サン・ミゲル・アルカンジョ 菊地氏に名誉市民賞

サン・ミゲル・アルカンジョ 菊地氏に名誉市民賞
同賞を受け取る菊地氏

援協の事業で地方都市に寄与 SUS病院建設に功績

サン・ミゲル・アルカンジョ 菊地氏に名誉市民賞
日本人会館で行われた祝賀会、乾杯の様子

 【既報関連】サンパウロ(聖)日伯援護協会(援協、与儀昭雄会長)評議員会長の菊地義治氏(78、岩手)が2日、サン・ミゲル・アルカンジョ市から名誉市民章を授章した。菊地氏は、援協会長として在留邦人の医療や高齢者介護環境の改善などを行い、同市にSUS(税金を財源とする統一医療制度)病院としてサン・ミゲル・アルカンジョ病院を建設した。また、同地日系社会に向けて、菊地氏は「援協の事業で、日系社会がある地方都市には、どんどん良くなってほしい」と語った。

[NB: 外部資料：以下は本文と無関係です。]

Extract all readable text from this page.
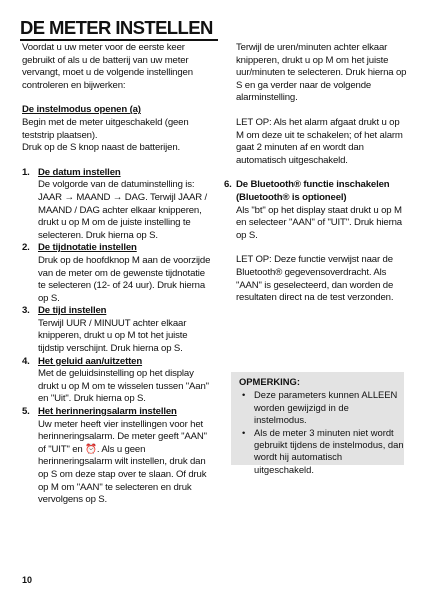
DE METER INSTELLEN

Voordat u uw meter voor de eerste keer gebruikt of als u de batterij van uw meter vervangt, moet u de volgende instellingen controleren en bijwerken:

De instelmodus openen (a)

Begin met de meter uitgeschakeld (geen teststrip plaatsen).

Druk op de S knop naast de batterijen.

1. De datum instellen
De volgorde van de datuminstelling is: JAAR → MAAND → DAG. Terwijl JAAR / MAAND / DAG achter elkaar knipperen, drukt u op M om de juiste instelling te selecteren. Druk hierna op S.
2. De tijdnotatie instellen
Druk op de hoofdknop M aan de voorzijde van de meter om de gewenste tijdnotatie te selecteren (12- of 24 uur). Druk hierna op S.
3. De tijd instellen
Terwijl UUR / MINUUT achter elkaar knipperen, drukt u op M tot het juiste tijdstip verschijnt. Druk hierna op S.
4. Het geluid aan/uitzetten
Met de geluidsinstelling op het display drukt u op M om te wisselen tussen "Aan" en "Uit". Druk hierna op S.
5. Het herinneringsalarm instellen
Uw meter heeft vier instellingen voor het herinneringsalarm. De meter geeft "AAN" of "UIT" en ⏰. Als u geen herinneringsalarm wilt instellen, druk dan op S om deze stap over te slaan. Of druk op M om "AAN" te selecteren en druk vervolgens op S.

Terwijl de uren/minuten achter elkaar knipperen, drukt u op M om het juiste uur/minuten te selecteren. Druk hierna op S en ga verder naar de volgende alarminstelling.

LET OP: Als het alarm afgaat drukt u op M om deze uit te schakelen; of het alarm gaat 2 minuten af en wordt dan automatisch uitgeschakeld.

6. De Bluetooth® functie inschakelen (Bluetooth® is optioneel)
Als "bt" op het display staat drukt u op M en selecteer "AAN" of "UIT". Druk hierna op S.

LET OP: Deze functie verwijst naar de Bluetooth® gegevensoverdracht. Als "AAN" is geselecteerd, dan worden de resultaten direct na de test verzonden.

OPMERKING:
• Deze parameters kunnen ALLEEN worden gewijzigd in de instelmodus.
• Als de meter 3 minuten niet wordt gebruikt tijdens de instelmodus, dan wordt hij automatisch uitgeschakeld.
10
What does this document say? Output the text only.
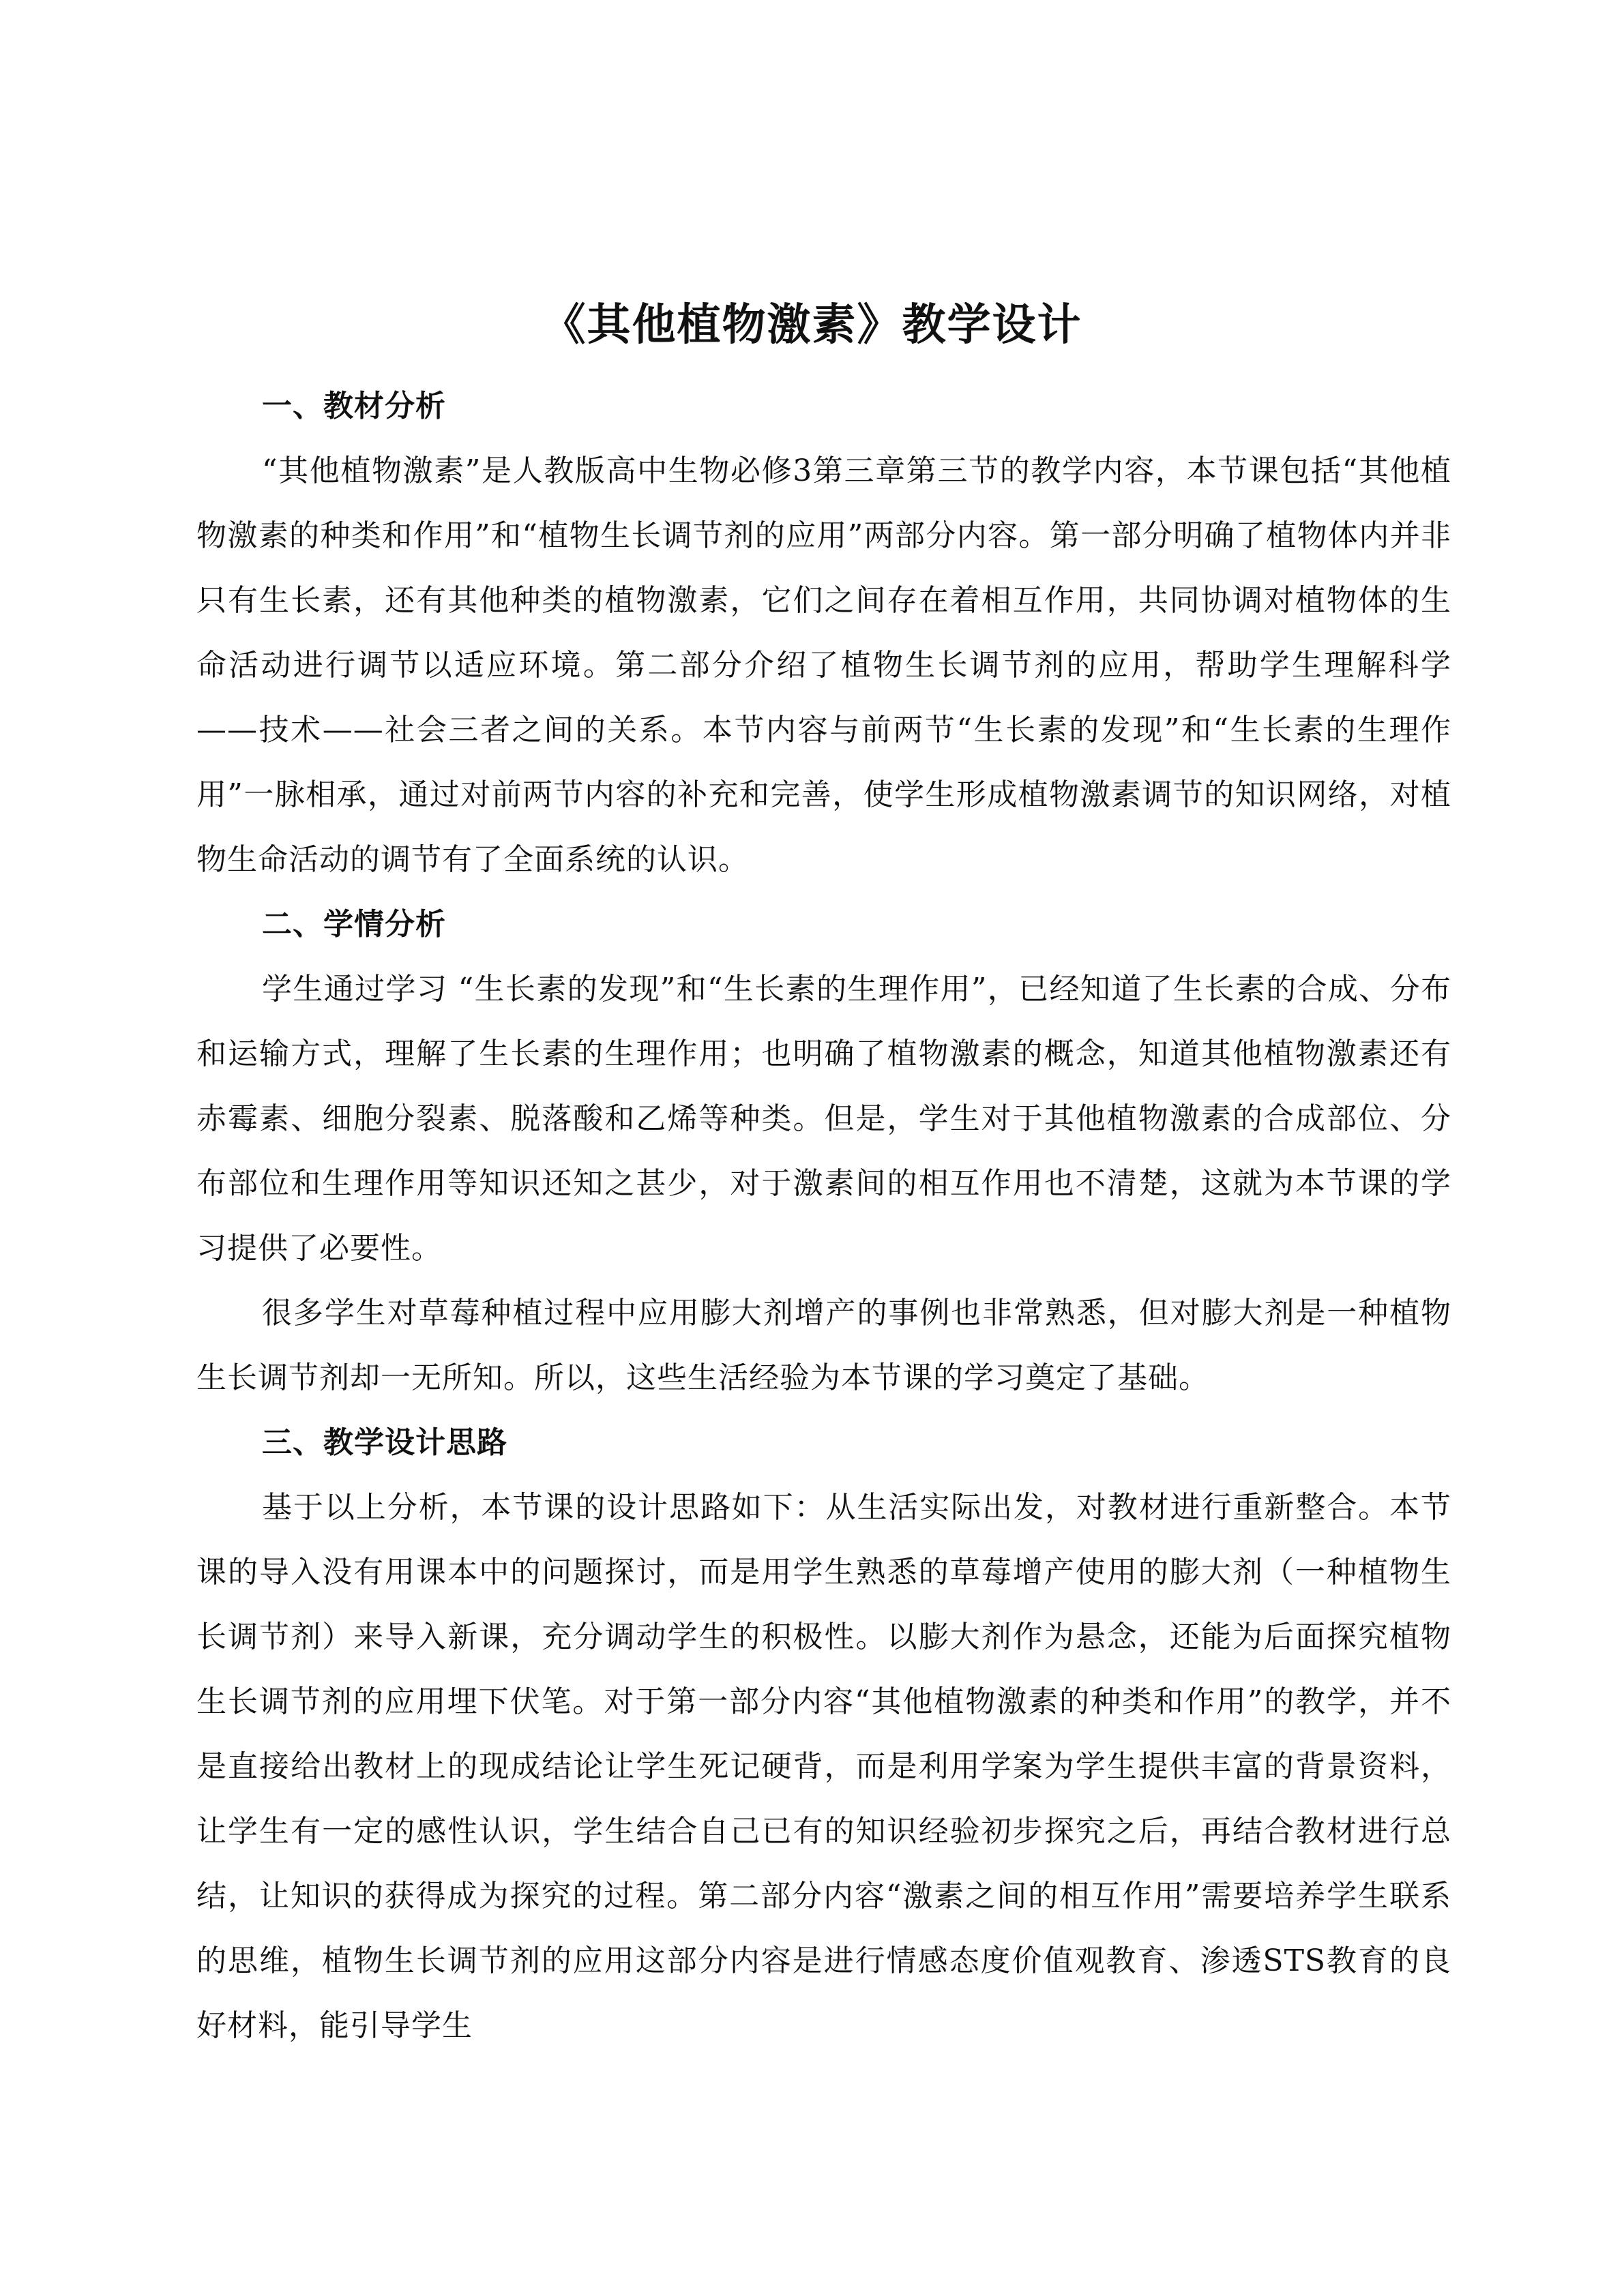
《其他植物激素》教学设计

一、教材分析

“其他植物激素”是人教版高中生物必修3第三章第三节的教学内容，本节课包括“其他植物激素的种类和作用”和“植物生长调节剂的应用”两部分内容。第一部分明确了植物体内并非只有生长素，还有其他种类的植物激素，它们之间存在着相互作用，共同协调对植物体的生命活动进行调节以适应环境。第二部分介绍了植物生长调节剂的应用，帮助学生理解科学——技术——社会三者之间的关系。本节内容与前两节“生长素的发现”和“生长素的生理作用”一脉相承，通过对前两节内容的补充和完善，使学生形成植物激素调节的知识网络，对植物生命活动的调节有了全面系统的认识。

二、学情分析

学生通过学习 “生长素的发现”和“生长素的生理作用”，已经知道了生长素的合成、分布和运输方式，理解了生长素的生理作用；也明确了植物激素的概念，知道其他植物激素还有赤霉素、细胞分裂素、脱落酸和乙烯等种类。但是，学生对于其他植物激素的合成部位、分布部位和生理作用等知识还知之甚少，对于激素间的相互作用也不清楚，这就为本节课的学习提供了必要性。

很多学生对草莓种植过程中应用膨大剂增产的事例也非常熟悉，但对膨大剂是一种植物生长调节剂却一无所知。所以，这些生活经验为本节课的学习奠定了基础。

三、教学设计思路

基于以上分析，本节课的设计思路如下：从生活实际出发，对教材进行重新整合。本节课的导入没有用课本中的问题探讨，而是用学生熟悉的草莓增产使用的膨大剂（一种植物生长调节剂）来导入新课，充分调动学生的积极性。以膨大剂作为悬念，还能为后面探究植物生长调节剂的应用埋下伏笔。对于第一部分内容“其他植物激素的种类和作用”的教学，并不是直接给出教材上的现成结论让学生死记硬背，而是利用学案为学生提供丰富的背景资料，让学生有一定的感性认识，学生结合自己已有的知识经验初步探究之后，再结合教材进行总结，让知识的获得成为探究的过程。第二部分内容“激素之间的相互作用”需要培养学生联系的思维，植物生长调节剂的应用这部分内容是进行情感态度价值观教育、渗透STS教育的良好材料，能引导学生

 菊地氏は援協会長時に、在留邦人に医療環境、高齢者介護環境の改善・普及に務め、自閉症児療育環境の改善も行い、現地の日系人、在留邦人の福祉向上に貢献してきた。

 同市では、SUS病院建設に尽力し、同市から地域社会に役立つ病院を建てたことが高く評価され、市議会の推薦により授章が決まった。

 聖市から授与式へ向かった一行は、式前にサン・ミゲル・アルカンジョ病院を視察。同病院は2013年に開所式を行い、式にはジェラルド・アルキミン聖州知事も参列していた。14年には、同市の強い要望により、院内に「救急診療所(PA)」を増設し、同年12月14日から運営されている。

 与儀会長はSMA病院について、「SMAの一般の人のために、これからもSUS病院として良いイメージ、良いケアを保ちたい。援協の看板もあるので、一般のSUS病院とは違う立派な構えでやっていきたい」と話した。

 授与式では、SMA市から菊地氏、マルシオ・ジョルダニ牧師、ジョゼ・オリンピオ連邦宣教師代理の3人名誉市民章が贈られた。式には、同市長、同市議会議員、援協関係者、近郊の日本人会などから計150人が出席した。

 授章のあいさつで菊地氏は「援協は(同)市と一緒になって準備を進たからこそ、統一医療制度での診療をしっかり提供できている」と話し、同市の協力に賛辞を惜しまなかった。

 SMA病院のロザルド・ペレイラ・プロエンサ施設長は菊地氏の授章について、「非常に光栄なこと。SMAにとって大きな財産になる新しい市民ができた」と話し、「私達の責任は日々重くなるが、今まで以上に患者を大切にし、病院の発展に務めていきたい」と意気込む。

 授与式後は、SMA日本人会館に会場を移し、祝賀会が行われた。

 菊地氏は「援協、そしてSMAという素晴らしい街があって、病院を造ることができた。援協の事業で、こうした日系社会がある地方都市には、どんどん良くなってほしい。今後の発展のためにも、皆さんで支え合ってください」と同地日系社会に向けて語った。